En 2021 est entrée en vigueur la notion de prescription glissante. Si l’auteur d’une agression ou d’un viol sur mineur récidive, le délai de prescription de la première agression est prolongé jusqu’à la date de prescription de la nouvelle. Une notion importante pour les victimes mineures de Bétharram. À ce jour, une seule personne a été mise en détention provisoire pour des faits non prescrits. Toutes les plaintes d’agressions sexuelles et de viols ne seront pas toutes recevables par le procureur en raison de ces délais de prescription.
A quand l’imprescriptibilité des violences sexuelles faites aux mineurs ?
La récupération politique dénoncée dans cette affaire a le bon ton de faire avancer l’enquête et de rendre publique les violences et les agressions sexuelles faites aux enfants dans notre société. Le collectif des victimes de Bétharram souhaite que les violences sexuelles deviennent une cause nationale, que des inspections aléatoires interviennent dans les internats et que des cours de sensibilisation à la pédocriminalité soient mis en place dans les écoles de France. Par ailleurs, ils demandent qu’un fond d’indemnisation soit créé pour les victimes d‘abus physiques et sexuels de la part de laïcs.
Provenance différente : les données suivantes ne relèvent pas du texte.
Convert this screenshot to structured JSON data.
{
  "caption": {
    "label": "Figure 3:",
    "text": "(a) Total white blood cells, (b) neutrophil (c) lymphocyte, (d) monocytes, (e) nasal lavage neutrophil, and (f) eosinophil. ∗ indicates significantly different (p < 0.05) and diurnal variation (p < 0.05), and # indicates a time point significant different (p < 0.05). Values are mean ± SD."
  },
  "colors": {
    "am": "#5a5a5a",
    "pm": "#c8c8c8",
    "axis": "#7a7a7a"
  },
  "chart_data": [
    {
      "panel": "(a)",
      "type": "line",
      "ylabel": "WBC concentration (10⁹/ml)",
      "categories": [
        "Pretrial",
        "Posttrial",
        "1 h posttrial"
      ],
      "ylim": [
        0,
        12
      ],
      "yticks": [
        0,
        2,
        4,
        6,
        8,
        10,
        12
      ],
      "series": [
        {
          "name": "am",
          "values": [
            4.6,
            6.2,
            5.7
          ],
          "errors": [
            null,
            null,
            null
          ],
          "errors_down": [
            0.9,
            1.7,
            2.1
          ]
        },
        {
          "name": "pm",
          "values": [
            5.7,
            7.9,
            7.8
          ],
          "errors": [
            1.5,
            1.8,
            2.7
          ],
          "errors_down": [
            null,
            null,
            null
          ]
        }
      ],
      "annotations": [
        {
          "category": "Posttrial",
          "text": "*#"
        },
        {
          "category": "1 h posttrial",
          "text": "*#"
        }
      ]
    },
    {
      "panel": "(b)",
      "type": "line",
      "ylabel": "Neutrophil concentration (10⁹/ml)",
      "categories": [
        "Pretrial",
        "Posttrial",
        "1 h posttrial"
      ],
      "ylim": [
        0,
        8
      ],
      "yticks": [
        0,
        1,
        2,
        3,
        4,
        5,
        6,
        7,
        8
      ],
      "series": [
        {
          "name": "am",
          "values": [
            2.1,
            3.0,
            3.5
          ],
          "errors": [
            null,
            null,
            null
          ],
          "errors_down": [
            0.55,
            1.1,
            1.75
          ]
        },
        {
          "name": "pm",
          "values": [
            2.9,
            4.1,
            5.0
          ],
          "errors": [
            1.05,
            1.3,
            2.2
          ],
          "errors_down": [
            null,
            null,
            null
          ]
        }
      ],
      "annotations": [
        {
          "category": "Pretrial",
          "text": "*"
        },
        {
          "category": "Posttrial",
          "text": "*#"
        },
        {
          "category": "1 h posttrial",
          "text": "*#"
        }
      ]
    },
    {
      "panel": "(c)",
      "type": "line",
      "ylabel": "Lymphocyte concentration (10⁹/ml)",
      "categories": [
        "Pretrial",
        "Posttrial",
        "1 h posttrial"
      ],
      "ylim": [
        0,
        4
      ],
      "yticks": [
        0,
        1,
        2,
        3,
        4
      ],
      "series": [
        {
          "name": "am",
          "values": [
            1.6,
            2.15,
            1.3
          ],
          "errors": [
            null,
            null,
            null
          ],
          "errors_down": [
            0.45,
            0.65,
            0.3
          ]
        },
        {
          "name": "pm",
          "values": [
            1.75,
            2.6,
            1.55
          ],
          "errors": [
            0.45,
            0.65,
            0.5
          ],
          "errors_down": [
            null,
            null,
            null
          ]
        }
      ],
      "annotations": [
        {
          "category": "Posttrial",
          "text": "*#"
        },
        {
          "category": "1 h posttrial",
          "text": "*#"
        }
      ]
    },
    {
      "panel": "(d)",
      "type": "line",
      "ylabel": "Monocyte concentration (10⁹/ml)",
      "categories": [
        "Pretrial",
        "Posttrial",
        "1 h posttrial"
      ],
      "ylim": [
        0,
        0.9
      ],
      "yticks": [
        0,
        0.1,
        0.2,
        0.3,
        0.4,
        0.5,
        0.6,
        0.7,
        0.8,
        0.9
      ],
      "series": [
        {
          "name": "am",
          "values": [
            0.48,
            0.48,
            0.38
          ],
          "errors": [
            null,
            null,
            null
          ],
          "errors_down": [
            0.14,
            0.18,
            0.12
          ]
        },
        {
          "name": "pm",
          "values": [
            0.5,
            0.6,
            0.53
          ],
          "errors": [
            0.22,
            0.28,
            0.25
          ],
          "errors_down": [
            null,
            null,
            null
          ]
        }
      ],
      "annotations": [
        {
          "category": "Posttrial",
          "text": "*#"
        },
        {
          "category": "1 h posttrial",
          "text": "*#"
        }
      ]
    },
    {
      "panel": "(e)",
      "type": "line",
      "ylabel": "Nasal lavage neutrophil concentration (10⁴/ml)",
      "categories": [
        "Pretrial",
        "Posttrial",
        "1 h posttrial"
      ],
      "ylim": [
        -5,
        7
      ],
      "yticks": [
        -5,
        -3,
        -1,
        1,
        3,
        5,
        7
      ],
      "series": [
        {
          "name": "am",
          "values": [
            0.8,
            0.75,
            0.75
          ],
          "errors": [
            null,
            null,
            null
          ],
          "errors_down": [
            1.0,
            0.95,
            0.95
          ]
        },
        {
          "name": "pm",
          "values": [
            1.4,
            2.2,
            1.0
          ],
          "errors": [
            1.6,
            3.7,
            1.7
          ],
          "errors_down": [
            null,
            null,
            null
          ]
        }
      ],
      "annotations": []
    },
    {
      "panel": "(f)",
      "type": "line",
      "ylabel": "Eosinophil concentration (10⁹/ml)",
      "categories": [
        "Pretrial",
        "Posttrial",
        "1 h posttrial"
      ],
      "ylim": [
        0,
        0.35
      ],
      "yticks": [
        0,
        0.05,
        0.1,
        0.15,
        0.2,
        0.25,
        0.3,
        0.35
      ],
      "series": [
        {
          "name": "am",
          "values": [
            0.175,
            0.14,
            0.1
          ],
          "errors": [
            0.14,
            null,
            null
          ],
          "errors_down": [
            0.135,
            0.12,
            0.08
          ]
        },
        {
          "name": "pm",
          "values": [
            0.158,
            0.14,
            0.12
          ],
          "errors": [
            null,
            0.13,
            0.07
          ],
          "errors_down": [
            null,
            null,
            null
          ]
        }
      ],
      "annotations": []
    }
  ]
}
Ils portent aussi des responsabilités dont ne peuvent pas s’exonérer les responsables qui les engagent, selon François Bayrou. Mais le chemin semble encore long, le programme Evars, lancé le 5 février dernier par le gouvernent et le ministère de l’Éducation nationale sur l’éveil à la vie affective, relationnelle et sexuelle, ne fait pas l’unanimité. Le secrétaire général de l’enseignement catholique, Philippe Delorme, émet des réserves. Le programme a été vivement critiqué par certains groupes conservateurs catholiques. L’enquête, elle se poursuit et les différents Provinciaux de la congrégation devraient, selon une source, être convoqués pour être entendus. Le jeudi 27 février, les victimes sont convoquées au tribunal de Pau pour une réunion d‘information avec la gendarmerie et le procureur Rodolphe Jarry. Affaire à suivre... D'autant qu"une plainte - pour non dénonciation de crime et délit - visant François Bayrou a été déposée le 21 février dernier.